5 Ways to Super-Charge Your Teaching with Multimedia
January 5, 2011

We now know that people learn better from words and pictures than from words alone. Yet much of what students interact with in school continues to be mostly text-based. How can a teacher enhance and augment these learning resources most effectively and efficiently, using the rich multimedia now available? There are many ways, but here are 5 ideas you might want to consider:

1. Assess Background Knowledge :
If you are beginning a lesson, you might want to first conduct a K-W-L activity to gauge your learners’ prior knowledge. Do this with a collaborative word processing tool, such as Google Docs. Set up a K-W-L outline, share it with your students, and have them fill out their own information. Or, if you want the information to be anonymous, set up a form in Google Docs, having students submit their information. This will populate a spreadsheet you can quickly review and spot gaps in background knowledge.

2. Set the Stage: To set the stage for learning and to fill in gaps of background knowledge you could jump start your instruction by selecting and presenting various representative multimedia. You can easily search for engaging images, video, interactive activities, animations and documents in the GGfL Library and create a quick and effective presentation. You might want to insert the images/videos on your class website or learning management system, for students to review after a live presentation.

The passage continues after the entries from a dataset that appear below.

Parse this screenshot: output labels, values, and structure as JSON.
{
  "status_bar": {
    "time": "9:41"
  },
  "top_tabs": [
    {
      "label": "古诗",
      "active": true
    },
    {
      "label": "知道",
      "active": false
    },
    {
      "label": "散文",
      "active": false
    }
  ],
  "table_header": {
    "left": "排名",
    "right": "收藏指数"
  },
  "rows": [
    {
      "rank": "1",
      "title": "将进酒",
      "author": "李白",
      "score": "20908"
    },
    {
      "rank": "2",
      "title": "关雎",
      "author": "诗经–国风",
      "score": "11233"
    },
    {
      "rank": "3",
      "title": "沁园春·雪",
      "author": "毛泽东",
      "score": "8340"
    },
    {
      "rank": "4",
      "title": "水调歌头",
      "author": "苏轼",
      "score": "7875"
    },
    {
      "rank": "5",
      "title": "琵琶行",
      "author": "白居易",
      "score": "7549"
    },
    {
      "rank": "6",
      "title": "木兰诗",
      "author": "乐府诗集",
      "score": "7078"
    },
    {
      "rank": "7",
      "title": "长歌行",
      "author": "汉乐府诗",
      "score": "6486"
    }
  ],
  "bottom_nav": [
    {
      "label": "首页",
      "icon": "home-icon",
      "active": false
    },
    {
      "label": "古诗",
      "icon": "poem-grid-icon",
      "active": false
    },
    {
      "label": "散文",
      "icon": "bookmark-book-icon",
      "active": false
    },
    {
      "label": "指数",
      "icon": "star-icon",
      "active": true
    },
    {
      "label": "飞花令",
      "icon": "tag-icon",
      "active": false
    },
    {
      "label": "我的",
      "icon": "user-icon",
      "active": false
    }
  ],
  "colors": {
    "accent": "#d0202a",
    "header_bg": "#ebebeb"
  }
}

3. Facilitate Student Collaboration/Brainstorming/Analysis: As with most decisions concerning planning for lessons, the learning objectives are one of your first considerations. If you want your students to identify characters in a novel, spot patterns, organize and define concepts, compare ideas, brainstorm, and/or identify relationships, you might want them to contribute to an online concept map, such as

Collaborative tools such as this offer quick and easy ways to get students engaged in a group, encourage conversation, and create relevant, meaningful artefacts. Most importantly, student can create, view, and analyze a visual representation through a collaborative, online medium.

4. Enable Student-Authored Multimedia: Multimedia can provide boundless ways to enhance learning. One of the easiest ways to help your students get started is to have them set up their own blog. It takes just a few minutes and can provide them with an authentic space to write and compile artefacts of learning throughout the year. One of the easiest blogging platforms to start with is Blogger.

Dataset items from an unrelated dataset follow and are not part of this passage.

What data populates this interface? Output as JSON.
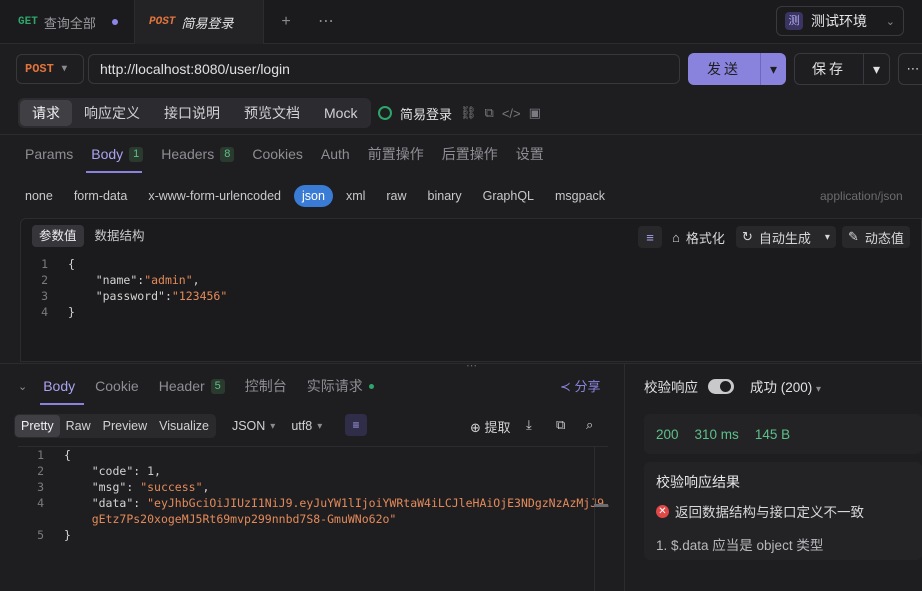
{
  "tabs": [
    {
      "method": "GET",
      "title": "查询全部"
    },
    {
      "method": "POST",
      "title": "简易登录"
    }
  ],
  "environment": {
    "badge": "测",
    "name": "测试环境"
  },
  "request": {
    "method": "POST",
    "url": "http://localhost:8080/user/login",
    "send_label": "发送",
    "save_label": "保存"
  },
  "subtabs": [
    "请求",
    "响应定义",
    "接口说明",
    "预览文档",
    "Mock"
  ],
  "api_name": "简易登录",
  "param_tabs": [
    {
      "label": "Params"
    },
    {
      "label": "Body",
      "count": "1"
    },
    {
      "label": "Headers",
      "count": "8"
    },
    {
      "label": "Cookies"
    },
    {
      "label": "Auth"
    },
    {
      "label": "前置操作"
    },
    {
      "label": "后置操作"
    },
    {
      "label": "设置"
    }
  ],
  "body_types": [
    "none",
    "form-data",
    "x-www-form-urlencoded",
    "json",
    "xml",
    "raw",
    "binary",
    "GraphQL",
    "msgpack"
  ],
  "content_type": "application/json",
  "editor": {
    "tabs": [
      "参数值",
      "数据结构"
    ],
    "tools": {
      "format": "格式化",
      "auto": "自动生成",
      "dynamic": "动态值"
    },
    "lines": [
      {
        "no": "1",
        "text": "{"
      },
      {
        "no": "2",
        "key": "\"name\"",
        "value": "\"admin\"",
        "tail": ","
      },
      {
        "no": "3",
        "key": "\"password\"",
        "value": "\"123456\"",
        "tail": ""
      },
      {
        "no": "4",
        "text": "}"
      }
    ]
  },
  "response": {
    "tabs": [
      {
        "label": "Body"
      },
      {
        "label": "Cookie"
      },
      {
        "label": "Header",
        "count": "5"
      },
      {
        "label": "控制台"
      },
      {
        "label": "实际请求"
      }
    ],
    "share_label": "分享",
    "formats": [
      "Pretty",
      "Raw",
      "Preview",
      "Visualize"
    ],
    "lang": "JSON",
    "encoding": "utf8",
    "extract_label": "提取",
    "lines": [
      {
        "no": "1",
        "text": "{"
      },
      {
        "no": "2",
        "key": "\"code\"",
        "value": "1",
        "tail": ","
      },
      {
        "no": "3",
        "key": "\"msg\"",
        "value": "\"success\"",
        "tail": ","
      },
      {
        "no": "4",
        "key": "\"data\"",
        "value": "\"eyJhbGciOiJIUzI1NiJ9.eyJuYW1lIjoiYWRtaW4iLCJleHAiOjE3NDgzNzAzMjJ9.",
        "value2": "gEtz7Ps20xogeMJ5Rt69mvp299nnbd7S8-GmuWNo62o\""
      },
      {
        "no": "5",
        "text": "}"
      }
    ]
  },
  "validation": {
    "label": "校验响应",
    "status": "成功 (200)",
    "code": "200",
    "time": "310 ms",
    "size": "145 B",
    "result_title": "校验响应结果",
    "error": "返回数据结构与接口定义不一致",
    "detail": "1. $.data 应当是 object 类型"
  },
  "colors": {
    "accent": "#8a83dd",
    "post": "#e2743b",
    "get": "#2ea56b",
    "success": "#5dc08a",
    "error": "#e04848"
  }
}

How about having your students do a 3 minute response to a picture or video and post that to their blog? Students could create their own multimedia interpretation of a topic, an audio-enhanced presentation, a slide-show using any number of image-sharing tools, or undertake a semester-long project writing a blog from transcripts of letters, primary research, or other information about a person: WWI: Experiences of an English Soldier. (This blog has subsequently been published as a book!)

Students could document and share learning through recording their own videos. Just about any multimedia can easily be embedded on their blog, too. Get a couple of inexpensive video cameras, hand them out, and prepare to be amazed at what your students can create.

5. Engage through Social Interaction/Community:
You can encourage students to participate in active live and back-channel discussions having students view content alone or with a small group, adding a Shoutbox widget to your webpage. Or, have them comment through Twitter, having them use the same hashtags to identify their comments and questions. You can review these comments either as they come in or later, assessing their understanding and the complexity of their questions.

You might also consider setting up a private Facebook group for your class. Facebook provides easy ways to message, share updates, images, and even record directly to the space from your browser.

How about student reviews of movies, books, and other media? This can easily be accomplished through various websites that offer ways to review products and media. One excellent tool, Good Reads, offers a way for students to record the books they want to read, are currently reading, and have read. They can review the books and embed a Good Reads badge on their website, to share their reading experiences with others.

And don’t forget RSS readers, such as Google Reader. These tools can help students research, collect, and more easily analyze resources through viewing content in one space. Spend some time with your students explaining what RSS is, how it can be useful, and how to set up a Google Reader account and subscribe to feeds.

These are just a few of many, many ways you can use multimedia to enhance learning in your classroom.